E assim a tristeza foi se instalando no coração da jovem. Arthur estudava à noite para poder trabalhar e Flávia estudava de manhã. Em escolas distantes, os namorados estavam completamente privados de qualquer contato.
Certa noite Arthur depois de rondar a casa de Flávia, se aventura em sua janela do quarto. Ela foi surpreendida pela ousadia e cheia de saudade o ajuda a entrar.
Entre beijos e abraços, o amor fluiu naquela noite de maneira intensa e na mais pura explosão da paixão, do frenesi de sussurros e deleite até o raiar do dia.   
Momentos esses que a moça registrou em seu diário, seu único companheiro e amigo fiel de seus segredos, caderninho de anotações que ficava trancado e escondido, acobertando os sentimentos mais profundos da adolescente.
E os encontros noturnos no quarto de Flávia seguiam-se com frequência e cautela por dois meses, até que ambos resolveram partir. Arthur enviara pelo correio currículo para uma vaga de emprego bem distante da capital paulista, em Natal.
E a resposta foi positiva.
E os dois então armaram um plano. Flávia levaria em sua mochila algumas peças de roupas, agiria normalmente como se fosse para a escola, mas partiriam para a estação de metrô combinada.
...
A moça aguardava há duas horas e nada do jovem aparecer. Desesperada, andava de um lado para outro, o que chamou a atenção de funcionários do metrô. Aos prantos, pois agora se passando quatro horas, Flávia não sabia o que fazer.
Será que ele mudou de ideia? Pensava. Desistiu? Não compreendo, foi ele quem sugeriu a fuga, meu Deus, deve ter acontecido alguma coisa. Chorava Flávia, que tremia da cabeça aos pés.
Ao vê-la neste estado, chamaram a polícia. Relutando os policiais levaram Flávia, que chorava compulsivamente. Ela não compreendia a situação e, tão pouco ficou sabendo, que a poucos metros da estação, um jovem fora atropelado por um carro. Levaram-no para o hospital, mas ele não resistiu.

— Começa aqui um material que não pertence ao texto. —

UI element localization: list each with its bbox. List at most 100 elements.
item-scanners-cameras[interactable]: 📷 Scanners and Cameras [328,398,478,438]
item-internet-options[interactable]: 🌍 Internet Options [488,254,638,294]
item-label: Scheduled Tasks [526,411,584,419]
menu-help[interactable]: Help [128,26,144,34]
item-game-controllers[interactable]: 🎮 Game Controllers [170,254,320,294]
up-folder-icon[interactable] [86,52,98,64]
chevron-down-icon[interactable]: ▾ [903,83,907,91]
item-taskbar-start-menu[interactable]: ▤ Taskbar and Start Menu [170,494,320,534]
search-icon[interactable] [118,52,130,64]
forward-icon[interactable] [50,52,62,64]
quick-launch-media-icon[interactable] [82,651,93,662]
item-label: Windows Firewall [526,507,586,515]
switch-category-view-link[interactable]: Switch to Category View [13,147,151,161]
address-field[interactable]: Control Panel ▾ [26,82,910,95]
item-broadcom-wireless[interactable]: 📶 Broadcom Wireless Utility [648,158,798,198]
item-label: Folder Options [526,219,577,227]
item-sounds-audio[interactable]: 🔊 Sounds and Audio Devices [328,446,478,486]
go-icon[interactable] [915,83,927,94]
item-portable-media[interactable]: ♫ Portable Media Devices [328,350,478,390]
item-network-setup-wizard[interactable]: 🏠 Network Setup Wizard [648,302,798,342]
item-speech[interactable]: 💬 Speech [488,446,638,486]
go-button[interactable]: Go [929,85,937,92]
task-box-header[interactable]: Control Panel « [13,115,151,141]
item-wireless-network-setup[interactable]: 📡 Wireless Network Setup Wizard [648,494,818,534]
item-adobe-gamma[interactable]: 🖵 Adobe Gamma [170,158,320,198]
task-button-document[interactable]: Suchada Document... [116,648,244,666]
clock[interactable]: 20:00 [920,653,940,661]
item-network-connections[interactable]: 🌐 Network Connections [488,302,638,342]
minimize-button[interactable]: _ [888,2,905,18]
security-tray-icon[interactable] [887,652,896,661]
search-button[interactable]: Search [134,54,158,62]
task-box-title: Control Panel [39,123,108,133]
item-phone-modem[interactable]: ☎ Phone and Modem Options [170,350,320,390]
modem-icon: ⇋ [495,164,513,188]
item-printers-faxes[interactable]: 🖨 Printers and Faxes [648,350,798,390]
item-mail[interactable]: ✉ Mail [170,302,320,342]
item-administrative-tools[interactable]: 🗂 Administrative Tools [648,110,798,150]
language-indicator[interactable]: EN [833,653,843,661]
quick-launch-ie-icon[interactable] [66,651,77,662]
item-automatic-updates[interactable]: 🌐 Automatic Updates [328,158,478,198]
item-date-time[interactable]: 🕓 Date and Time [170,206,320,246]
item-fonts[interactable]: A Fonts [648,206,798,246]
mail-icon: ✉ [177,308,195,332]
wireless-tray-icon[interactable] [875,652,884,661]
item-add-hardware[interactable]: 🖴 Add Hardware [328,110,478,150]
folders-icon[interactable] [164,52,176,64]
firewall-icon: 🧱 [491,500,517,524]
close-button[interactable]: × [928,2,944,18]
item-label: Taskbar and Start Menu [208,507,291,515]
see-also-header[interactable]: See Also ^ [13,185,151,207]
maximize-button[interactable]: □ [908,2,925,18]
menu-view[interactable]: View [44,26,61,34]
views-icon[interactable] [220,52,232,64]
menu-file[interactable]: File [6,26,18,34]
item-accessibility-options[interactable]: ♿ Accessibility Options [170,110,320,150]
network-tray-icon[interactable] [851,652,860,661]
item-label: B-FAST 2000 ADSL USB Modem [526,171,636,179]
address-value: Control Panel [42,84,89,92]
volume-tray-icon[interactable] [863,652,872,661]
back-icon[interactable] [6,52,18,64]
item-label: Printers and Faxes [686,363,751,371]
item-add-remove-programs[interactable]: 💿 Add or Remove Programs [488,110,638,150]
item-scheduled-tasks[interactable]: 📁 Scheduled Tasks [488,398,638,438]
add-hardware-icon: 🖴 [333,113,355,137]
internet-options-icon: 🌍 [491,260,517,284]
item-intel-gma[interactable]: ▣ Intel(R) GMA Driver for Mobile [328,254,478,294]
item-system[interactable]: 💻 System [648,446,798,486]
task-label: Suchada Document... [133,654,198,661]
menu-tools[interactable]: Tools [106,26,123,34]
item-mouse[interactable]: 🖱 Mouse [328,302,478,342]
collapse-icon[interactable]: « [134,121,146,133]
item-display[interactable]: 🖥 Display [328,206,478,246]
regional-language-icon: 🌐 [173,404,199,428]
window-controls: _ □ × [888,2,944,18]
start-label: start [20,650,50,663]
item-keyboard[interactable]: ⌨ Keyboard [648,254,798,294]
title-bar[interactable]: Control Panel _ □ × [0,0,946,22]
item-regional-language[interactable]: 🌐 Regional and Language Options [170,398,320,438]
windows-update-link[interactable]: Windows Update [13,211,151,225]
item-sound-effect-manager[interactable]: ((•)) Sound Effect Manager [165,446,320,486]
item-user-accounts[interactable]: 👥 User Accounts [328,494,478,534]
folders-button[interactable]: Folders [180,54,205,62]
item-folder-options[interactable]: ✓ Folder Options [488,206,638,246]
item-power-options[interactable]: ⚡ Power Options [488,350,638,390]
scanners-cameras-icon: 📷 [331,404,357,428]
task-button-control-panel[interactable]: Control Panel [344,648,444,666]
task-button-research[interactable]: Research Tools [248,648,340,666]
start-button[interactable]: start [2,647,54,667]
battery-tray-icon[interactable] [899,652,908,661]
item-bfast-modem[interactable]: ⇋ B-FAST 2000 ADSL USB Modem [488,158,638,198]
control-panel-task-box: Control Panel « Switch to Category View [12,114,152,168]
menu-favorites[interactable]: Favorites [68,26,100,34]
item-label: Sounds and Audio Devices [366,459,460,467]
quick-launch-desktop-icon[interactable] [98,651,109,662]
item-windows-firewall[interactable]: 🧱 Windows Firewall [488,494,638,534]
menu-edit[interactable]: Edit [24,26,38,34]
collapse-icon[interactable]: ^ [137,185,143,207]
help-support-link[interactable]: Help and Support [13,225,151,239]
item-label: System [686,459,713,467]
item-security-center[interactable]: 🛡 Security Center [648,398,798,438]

E Flávia foi para casa a força. Ao saberem do plano, decepcionados, os pais agiram com mais rispidez ainda e Flávia não mais pode sair de casa sem a presença da mãe. Incompreendida, sem saber do paradeiro de Arthur, Flávia entra em depressão.
Tomando remédios fortes e sem ânimo para a vida, a adolescente piora seu estado de saúde. Definhando a cada dia, ela foi internada, mas acabou se entregando à doença.
O enterro de Flávia foi simples, com parentes e poucos amigos.
A mãe não foi, desconsolada e com o diário da filha nas mãos, as lágrimas corriam-lhes dos olhos, marcando para sempre o Dia dos Namorados, data que para ela nunca tivera significado, mas agora seria motivo de lembrança. Ele compreendeu o que era “morrer por amor”.
...
Mas, queridos leitores, como sou uma pessoa que acredito no amor, seja ele deste plano ou de qualquer outro, creio que quando se ama alguém de verdade, nada poderá os separar, então...

Após Flávia ser enterrada, ao cair a noite, a moça foi despertada por um beijo e abrindo os olhos, viu Arthur sorridente, estendendo-lhe os braços.
De mãos dadas os amantes caminharam sem pressa e saíram do cemitério, pois agora tinham todo o tempo do mundo para se amar.

Feliz Dia dos Namorados a todos os que deixam o amor fluir em seus corações!